Whether you’re the meeting leader or a participant, you can make any meeting more productive with a few tricks. Try disarming a speaker, switching camera focus, or letting the audience take the stage. Here are three of my favorite tips for making your meeting more dynamic. You’ll be surprised by how much better it will turn out than you could have imagined! Hopefully you’ll be able to apply them to your next meeting!
When using your computer to present a video clip, you will want to share the audio from the clip as well. Click the blue share button to start the screen sharing. The screen sharing will start from the start point and should be surrounded by a green frame. Once you have finished sharing your video, it is time to share it with your meeting attendees. This can be done as quickly as possible or in advance of a meeting.
When sharing a video clip during a synchronous meeting, keep in mind that it can tax the internet connection and the computer processor, so it might be better to share the content asynchronously. Screen sharing videos sometimes have trouble running on built-in media players on PCs and Macs. In such cases, Zoom recommends that users use VLC media player to view screen sharing videos. When you do use the screen sharing feature, make sure you use the latest version of your media player.
Disarming a speaker
The key to disarming a difficult person is to approach them with empathy. This means putting yourself in their position. Think about what they’re feeling and make it clear that you understand. Never assume that someone is deliberately trying to hurt you or get revenge. If you do not share this attitude, you will find yourself with many unpleasant conversations later on. Ultimately, disarming a difficult person will make you more influential.
If a heckler continues to disrupt your session, listen to their concerns before shutting them out. Leaving them unheard will activate a deeper need to be heard. Listening to them out of their frustration will disarm them and make them feel heard. Disarming a speaker before enjoying a meeting involves a few simple strategies. You can ask them if they’d like to talk to you afterwards.
Changing the camera focus
Have you ever tried to change the camera focus while enjoying a meeting? If yes, you’re not alone. Changing the focus is a common problem that makes meetings less enjoyable. Fortunately, there’s an easy fix! You can now simply disable Smart Focus while a meeting is underway. You can manage the focus on Zoom from the portal. This way, you can control the camera on the fly.
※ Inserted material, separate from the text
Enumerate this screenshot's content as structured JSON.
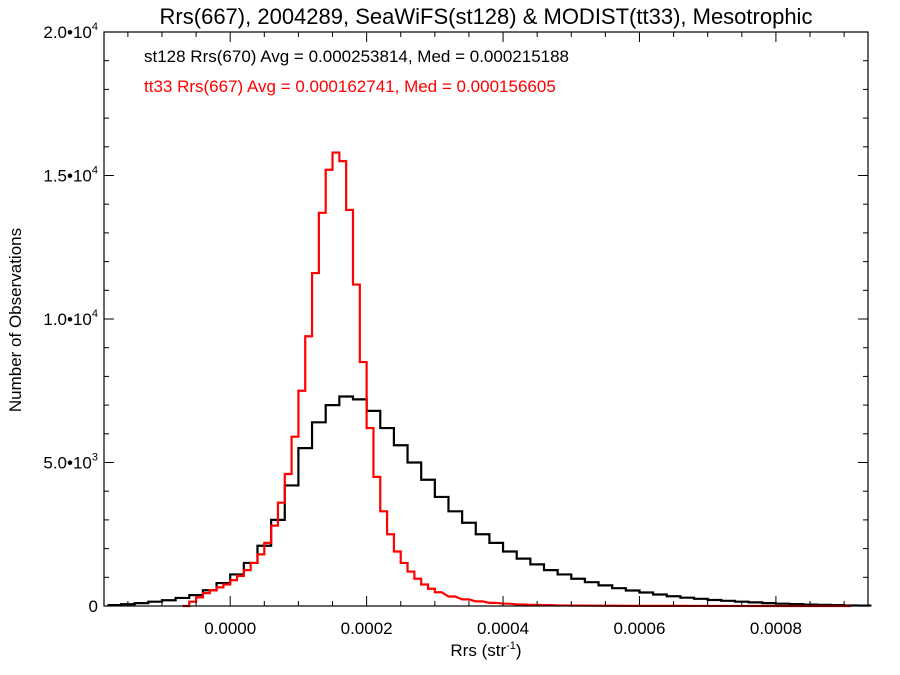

When planning your next meeting, you may want to think about the type of activities that will keep the attendees engaged and interested. One great way to do so is to create an assembly channel, which allows you to share some fun facts about the team. In this way, everyone will have a chance to know each other better and spark conversation. One way to make the event even more fun is to invite people to participate in a virtual ‘background exercise.’
Avoiding tangent ideas
One of the most frustrating aspects of attending a meeting is the inevitable tangent. These tangents diverge from the original purpose of a meeting or discussion, and they can cost a team hours of valuable time. A great way to avoid tangents is to recognize them in the early stages of a meeting and gently steer the discussion back on track by asking if the tangent can be discussed later. Similarly, it is best to keep the tangent banter brief.
In order to avoid tangents during a meeting, everyone should follow the ground rules and stick to them. This will help minimize interruptions and distractions. Make sure everyone knows the rules and reminds them to follow them. Having clear rules in place also helps the entire group to be engaged. Avoiding tangent ideas can make all the difference in the world in a meeting. Just remember, a meeting should be conducive to productive work, not to create chaos.